In 1852 their daughter, Lucy Byington, born on the Missionary field, was married to Dea George Dana, Jr., and spent the remainder of her life a faithful wife and mother in the Dana home. When her father and mother retired from the Mission after the Civil War in 1866, they came to Belpre and made their home for a time with this daughter. In 1867 Mr. Byington published reminiscences of his work in the New York Observer from which we make the following quotation:"We left Marieta with our hearts greatly refreshed and encouraged in our undertaking. We had heard of the Blennerhassett Island, named for the wealthy gentleman who settled on it, and built his fine palace and out houses there, and who was visited to his ruin by Aaron Burr. We have read Mr. Wirts description of the Island, the house and the family, a description rarely surpassed by our gifted writers. When we passed along we saw his seat in ruins, burned down, the chimneys still standing. Little could I know or think while gazing on these ruins on our way to the Choctaws, that forty-six years after I should retire, wearied and worn, to find a home, a quiet room for prayer and study, on the banks of the Ohio and adjacent to this same Island, and my own daughter, her husband and their children there to welcome me, feed me, nourish and strengthen me, in the hope that I might do a little more for our blessed Saviour. It is even so. It was in that room I revised the translation and reconstructed and wrote out the Choctaw grammar."

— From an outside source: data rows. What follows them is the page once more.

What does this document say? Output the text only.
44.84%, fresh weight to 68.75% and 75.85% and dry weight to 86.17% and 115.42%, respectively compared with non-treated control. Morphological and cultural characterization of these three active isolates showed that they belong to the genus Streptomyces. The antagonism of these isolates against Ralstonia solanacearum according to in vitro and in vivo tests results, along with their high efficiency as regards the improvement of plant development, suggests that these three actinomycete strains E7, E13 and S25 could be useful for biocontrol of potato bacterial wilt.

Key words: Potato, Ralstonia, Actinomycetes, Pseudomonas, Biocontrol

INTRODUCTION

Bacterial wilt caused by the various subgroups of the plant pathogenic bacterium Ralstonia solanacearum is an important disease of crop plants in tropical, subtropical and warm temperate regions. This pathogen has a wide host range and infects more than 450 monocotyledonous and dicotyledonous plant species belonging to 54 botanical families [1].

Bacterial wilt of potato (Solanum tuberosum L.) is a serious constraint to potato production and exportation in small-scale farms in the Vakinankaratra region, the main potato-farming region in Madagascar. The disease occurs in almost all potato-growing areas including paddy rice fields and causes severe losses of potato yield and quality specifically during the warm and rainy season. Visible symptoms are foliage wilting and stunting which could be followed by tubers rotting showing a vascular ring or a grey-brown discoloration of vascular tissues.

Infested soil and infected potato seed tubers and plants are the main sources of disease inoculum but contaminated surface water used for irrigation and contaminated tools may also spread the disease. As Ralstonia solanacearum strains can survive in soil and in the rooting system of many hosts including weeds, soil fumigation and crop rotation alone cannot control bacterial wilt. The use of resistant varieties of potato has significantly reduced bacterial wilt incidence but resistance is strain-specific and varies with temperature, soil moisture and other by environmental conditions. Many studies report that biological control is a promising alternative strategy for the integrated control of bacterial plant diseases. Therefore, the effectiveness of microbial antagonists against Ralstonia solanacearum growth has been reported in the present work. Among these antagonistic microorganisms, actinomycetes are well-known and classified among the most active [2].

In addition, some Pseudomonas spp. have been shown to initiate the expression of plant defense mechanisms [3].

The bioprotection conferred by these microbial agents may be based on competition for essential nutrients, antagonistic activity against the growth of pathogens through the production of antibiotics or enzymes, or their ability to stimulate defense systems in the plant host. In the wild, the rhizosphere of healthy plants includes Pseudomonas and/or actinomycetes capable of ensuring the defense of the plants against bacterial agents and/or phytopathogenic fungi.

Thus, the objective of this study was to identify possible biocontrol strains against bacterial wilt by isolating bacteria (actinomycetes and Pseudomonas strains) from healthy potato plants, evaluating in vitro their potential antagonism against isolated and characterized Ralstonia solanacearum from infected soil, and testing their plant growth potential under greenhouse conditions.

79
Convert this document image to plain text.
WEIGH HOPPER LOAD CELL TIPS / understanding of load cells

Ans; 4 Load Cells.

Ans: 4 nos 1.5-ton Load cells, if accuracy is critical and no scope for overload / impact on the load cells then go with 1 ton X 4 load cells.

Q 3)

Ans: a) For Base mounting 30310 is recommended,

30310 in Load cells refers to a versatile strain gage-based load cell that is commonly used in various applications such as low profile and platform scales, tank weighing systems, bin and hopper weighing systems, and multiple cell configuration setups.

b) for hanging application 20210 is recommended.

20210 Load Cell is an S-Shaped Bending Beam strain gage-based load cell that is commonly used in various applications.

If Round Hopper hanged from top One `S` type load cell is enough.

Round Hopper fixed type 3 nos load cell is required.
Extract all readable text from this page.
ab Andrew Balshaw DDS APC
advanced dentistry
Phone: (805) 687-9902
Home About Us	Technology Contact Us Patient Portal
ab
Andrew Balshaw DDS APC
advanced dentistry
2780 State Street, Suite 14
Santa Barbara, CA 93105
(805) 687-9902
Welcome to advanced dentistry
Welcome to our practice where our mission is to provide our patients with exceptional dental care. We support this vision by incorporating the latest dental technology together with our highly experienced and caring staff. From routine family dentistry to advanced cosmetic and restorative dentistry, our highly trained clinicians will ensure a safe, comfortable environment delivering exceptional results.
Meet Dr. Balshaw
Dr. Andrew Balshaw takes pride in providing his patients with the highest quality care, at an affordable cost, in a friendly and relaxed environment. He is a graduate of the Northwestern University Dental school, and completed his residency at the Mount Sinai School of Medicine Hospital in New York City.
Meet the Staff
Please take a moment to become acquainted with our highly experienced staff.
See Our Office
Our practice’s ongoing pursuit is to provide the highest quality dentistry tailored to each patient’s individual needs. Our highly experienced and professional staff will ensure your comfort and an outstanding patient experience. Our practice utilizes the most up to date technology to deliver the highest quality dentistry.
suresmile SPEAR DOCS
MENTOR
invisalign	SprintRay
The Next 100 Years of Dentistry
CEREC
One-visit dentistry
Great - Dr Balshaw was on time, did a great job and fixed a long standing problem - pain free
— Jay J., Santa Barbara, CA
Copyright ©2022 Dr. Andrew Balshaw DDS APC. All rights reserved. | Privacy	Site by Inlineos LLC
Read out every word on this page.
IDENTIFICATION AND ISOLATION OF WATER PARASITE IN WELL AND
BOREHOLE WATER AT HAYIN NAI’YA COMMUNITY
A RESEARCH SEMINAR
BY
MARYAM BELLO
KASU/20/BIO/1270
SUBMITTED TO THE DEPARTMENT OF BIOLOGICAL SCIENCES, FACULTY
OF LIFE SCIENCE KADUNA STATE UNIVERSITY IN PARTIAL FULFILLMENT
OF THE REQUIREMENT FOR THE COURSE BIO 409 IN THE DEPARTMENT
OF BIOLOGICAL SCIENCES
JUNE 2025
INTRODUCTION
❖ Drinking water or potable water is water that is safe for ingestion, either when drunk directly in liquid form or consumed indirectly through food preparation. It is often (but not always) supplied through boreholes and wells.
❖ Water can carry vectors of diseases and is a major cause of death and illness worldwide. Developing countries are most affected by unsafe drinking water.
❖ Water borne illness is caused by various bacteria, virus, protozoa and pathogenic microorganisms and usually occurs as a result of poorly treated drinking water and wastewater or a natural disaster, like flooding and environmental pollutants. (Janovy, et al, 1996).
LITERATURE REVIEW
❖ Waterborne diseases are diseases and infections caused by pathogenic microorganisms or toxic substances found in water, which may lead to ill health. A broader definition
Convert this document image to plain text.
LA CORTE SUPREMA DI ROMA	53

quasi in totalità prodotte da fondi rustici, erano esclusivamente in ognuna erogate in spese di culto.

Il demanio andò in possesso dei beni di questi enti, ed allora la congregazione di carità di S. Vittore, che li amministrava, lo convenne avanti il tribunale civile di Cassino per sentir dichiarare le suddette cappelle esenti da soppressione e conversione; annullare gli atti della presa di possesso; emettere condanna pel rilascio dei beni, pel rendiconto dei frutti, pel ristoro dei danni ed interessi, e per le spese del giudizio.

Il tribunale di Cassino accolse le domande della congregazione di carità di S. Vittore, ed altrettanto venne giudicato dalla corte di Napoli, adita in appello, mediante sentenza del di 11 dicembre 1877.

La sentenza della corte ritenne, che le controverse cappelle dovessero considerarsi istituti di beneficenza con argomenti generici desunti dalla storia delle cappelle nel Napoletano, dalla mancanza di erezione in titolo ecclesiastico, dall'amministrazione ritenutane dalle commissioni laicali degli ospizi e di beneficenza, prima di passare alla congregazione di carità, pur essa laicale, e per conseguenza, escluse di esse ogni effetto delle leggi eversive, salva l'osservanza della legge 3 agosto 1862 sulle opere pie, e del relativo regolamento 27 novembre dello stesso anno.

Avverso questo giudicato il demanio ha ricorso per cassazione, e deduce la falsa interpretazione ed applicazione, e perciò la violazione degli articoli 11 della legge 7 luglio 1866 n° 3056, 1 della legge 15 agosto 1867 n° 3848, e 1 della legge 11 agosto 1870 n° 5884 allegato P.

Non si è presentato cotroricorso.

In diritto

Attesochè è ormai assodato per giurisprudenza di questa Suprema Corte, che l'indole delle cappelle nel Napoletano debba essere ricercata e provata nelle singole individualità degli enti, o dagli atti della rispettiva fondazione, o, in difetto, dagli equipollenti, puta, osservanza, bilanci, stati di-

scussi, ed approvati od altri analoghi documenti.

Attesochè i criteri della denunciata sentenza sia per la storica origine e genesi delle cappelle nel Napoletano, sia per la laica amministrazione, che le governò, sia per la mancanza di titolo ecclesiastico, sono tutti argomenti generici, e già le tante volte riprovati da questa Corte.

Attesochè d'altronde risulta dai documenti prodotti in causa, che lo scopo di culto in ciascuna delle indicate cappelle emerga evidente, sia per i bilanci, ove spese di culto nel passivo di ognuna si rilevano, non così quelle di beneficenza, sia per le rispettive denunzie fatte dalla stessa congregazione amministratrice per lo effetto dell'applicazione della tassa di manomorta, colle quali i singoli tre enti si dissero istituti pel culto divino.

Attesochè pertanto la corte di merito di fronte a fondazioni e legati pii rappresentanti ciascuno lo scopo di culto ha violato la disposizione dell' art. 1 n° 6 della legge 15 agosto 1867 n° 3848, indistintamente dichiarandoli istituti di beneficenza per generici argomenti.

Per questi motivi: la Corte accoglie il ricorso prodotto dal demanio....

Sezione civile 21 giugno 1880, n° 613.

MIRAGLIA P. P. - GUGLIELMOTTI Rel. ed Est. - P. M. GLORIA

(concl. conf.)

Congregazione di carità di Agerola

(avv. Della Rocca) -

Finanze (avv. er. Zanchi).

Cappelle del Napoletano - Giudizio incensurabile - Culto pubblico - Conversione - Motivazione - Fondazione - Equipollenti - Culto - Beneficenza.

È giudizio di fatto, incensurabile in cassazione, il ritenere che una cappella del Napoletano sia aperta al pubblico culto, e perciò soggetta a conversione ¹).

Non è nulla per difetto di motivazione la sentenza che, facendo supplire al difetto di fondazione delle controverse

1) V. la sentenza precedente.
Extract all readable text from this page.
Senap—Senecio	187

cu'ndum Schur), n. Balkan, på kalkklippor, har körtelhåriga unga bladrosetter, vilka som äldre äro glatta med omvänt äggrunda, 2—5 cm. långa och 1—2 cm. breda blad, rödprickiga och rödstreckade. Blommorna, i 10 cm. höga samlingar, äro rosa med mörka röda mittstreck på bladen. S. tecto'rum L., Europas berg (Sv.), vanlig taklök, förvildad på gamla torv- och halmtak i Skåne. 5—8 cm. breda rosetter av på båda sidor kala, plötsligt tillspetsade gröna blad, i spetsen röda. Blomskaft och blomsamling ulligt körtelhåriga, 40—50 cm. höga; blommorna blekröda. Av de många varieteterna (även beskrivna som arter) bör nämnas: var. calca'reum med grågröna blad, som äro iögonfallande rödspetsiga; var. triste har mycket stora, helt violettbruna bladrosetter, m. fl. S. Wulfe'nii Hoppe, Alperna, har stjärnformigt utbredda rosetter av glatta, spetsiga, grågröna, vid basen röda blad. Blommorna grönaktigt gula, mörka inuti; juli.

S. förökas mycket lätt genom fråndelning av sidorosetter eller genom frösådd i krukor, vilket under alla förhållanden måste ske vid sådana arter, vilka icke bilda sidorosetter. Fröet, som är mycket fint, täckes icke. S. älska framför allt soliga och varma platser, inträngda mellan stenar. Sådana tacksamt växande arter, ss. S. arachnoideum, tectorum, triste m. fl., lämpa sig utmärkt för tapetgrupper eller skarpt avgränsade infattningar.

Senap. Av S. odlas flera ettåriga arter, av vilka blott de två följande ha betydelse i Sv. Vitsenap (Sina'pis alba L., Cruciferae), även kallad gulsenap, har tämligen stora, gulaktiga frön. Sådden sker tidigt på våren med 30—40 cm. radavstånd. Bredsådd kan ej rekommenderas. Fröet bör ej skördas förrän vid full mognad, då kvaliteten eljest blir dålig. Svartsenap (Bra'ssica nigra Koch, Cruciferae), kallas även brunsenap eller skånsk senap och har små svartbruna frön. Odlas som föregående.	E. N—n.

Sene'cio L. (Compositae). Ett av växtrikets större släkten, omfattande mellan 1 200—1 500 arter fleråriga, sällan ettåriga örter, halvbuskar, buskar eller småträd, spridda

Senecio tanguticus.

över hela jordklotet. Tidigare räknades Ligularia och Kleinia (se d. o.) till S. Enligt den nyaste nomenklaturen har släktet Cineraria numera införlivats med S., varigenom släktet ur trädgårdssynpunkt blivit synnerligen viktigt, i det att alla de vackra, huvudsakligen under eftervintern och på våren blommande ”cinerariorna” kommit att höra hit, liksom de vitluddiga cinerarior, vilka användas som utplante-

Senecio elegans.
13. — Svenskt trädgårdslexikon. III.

This grammar was published for its literary merit by the "Pensylvania Historical and Philosophical Society." He also prepared a very complete Choctaw Dictionary which was published by the "Smithsonian Institute."
The fact that the Indians in this country have adopted the English as their written language has prevented the continued use of these books, but they will perpetuate an extinct dialect and are a valuable monument of self-denying missionary labor. In Andover Theological Seminary Mr. Byington was associated with Luther Bingham, Pliny Fisk, Levi Parsons, and others who became eminent in Foreign and Home Missionary Work. He was eminent for his scholarship and devoted piety. A friend wrote of him: "Brother Byington's raiment seemed perfumed with spiritual myrrh, and, like Harlan Page, wherever he went his theme was Jesus and his great Salvation. "
Aided by his devoted wife, he reduced the Choctaw language to writing and published in it several books including portions of the Scriptures.
He received into the Churches nine hundred Christian Choctaws, and to all of these he was a Spiritual father. After retiring to Belpre he purchased and removed to a home in which he died December 31, 1868.
Mrs. Sophia Nye Byington spent her last years with her daughter in the Dana home where she died February 4, 1880. Both were buried in Rockland Cemetery. This Providential connection of Belpre with Foreign Missions is interesting and should be remembered by future generations.